A recent survey conducted by Abacus data shows two dominant factors driving voter decisions: reducing the cost of living (45%) and managing relations with Donald Trump (33%). Healthcare improvement and housing affordability follow as key concerns.
Both parties promise tax cuts. Carney pledged to trim 1 percentage point off the lowest income bracket tax, and has already removed Trudeau’s consumer carbon tax.
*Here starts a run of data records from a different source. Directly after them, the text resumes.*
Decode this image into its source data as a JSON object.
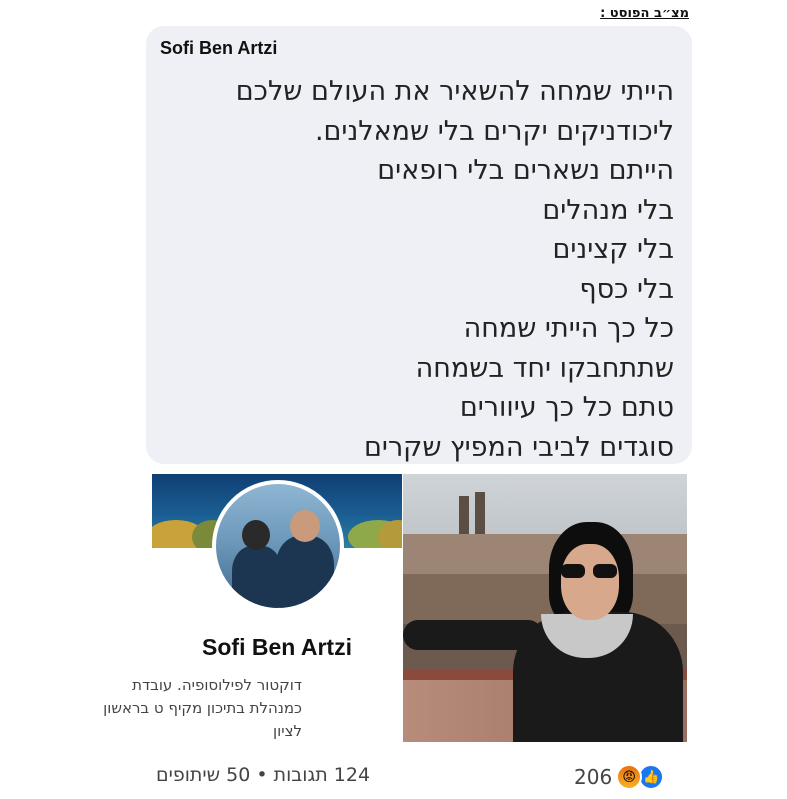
{
  "header": {
    "label": "מצ״ב הפוסט :"
  },
  "post": {
    "author": "Sofi Ben Artzi",
    "lines": [
      "הייתי שמחה להשאיר את העולם שלכם",
      "ליכודניקים יקרים בלי שמאלנים.",
      "הייתם נשארים בלי רופאים",
      "בלי מנהלים",
      "בלי קצינים",
      "בלי כסף",
      "כל כך הייתי שמחה",
      "שתתחבקו יחד בשמחה",
      "טתם כל כך עיוורים",
      "סוגדים לביבי המפיץ שקרים"
    ]
  },
  "profile": {
    "name": "Sofi Ben Artzi",
    "bio_lines": [
      "דוקטור לפילוסופיה. עובדת",
      "כמנהלת בתיכון מקיף ט בראשון",
      "לציון"
    ]
  },
  "reactions": {
    "count": "206",
    "icons": [
      "like-icon",
      "angry-icon"
    ],
    "like_color": "#1877f2",
    "angry_color": "#f0881a"
  },
  "engagement": {
    "text": "124 תגובות • 50 שיתופים"
  }
}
The Liberals’ platform includes a widening of the fiscal deficit in 2025-26 to 1.96% of GDP from 1.6% in 2024-25. That comes, however, with a pledge to reduce it to 1.45% by 2029, and a split of government finances into an operating budget (to be balanced in three years) and a modestly in-deficit capital-spending budget.
The Conservatives have promised even larger cuts: 2.25pp off the lowest income bracket. They also propose a “Taxpayer Protection Act”, that would ban federal tax hikes without a referendum. Poilievre wants to scrap the carbon duties for corporations, trim home sales tax and deliver larger cuts to bureaucracy and de-regulation. The total budget impact of Conservative measures would amount to roughly C$75bn in tax cuts and C$34bn in spending over the next four years. Funding relies heavily on government savings: C$56bn. As a result, Conservative estimates for the deficit are roughly half of those of the Liberals for this fiscal year.
On the defence side, both parties are pledging to reach to NATO’s spending target of 2% by 2030. In terms of foreign policy, both leaders want to keep supporting Ukraine, but the Liberals have sounded more explicit in wishing to strengthen ties with European nations.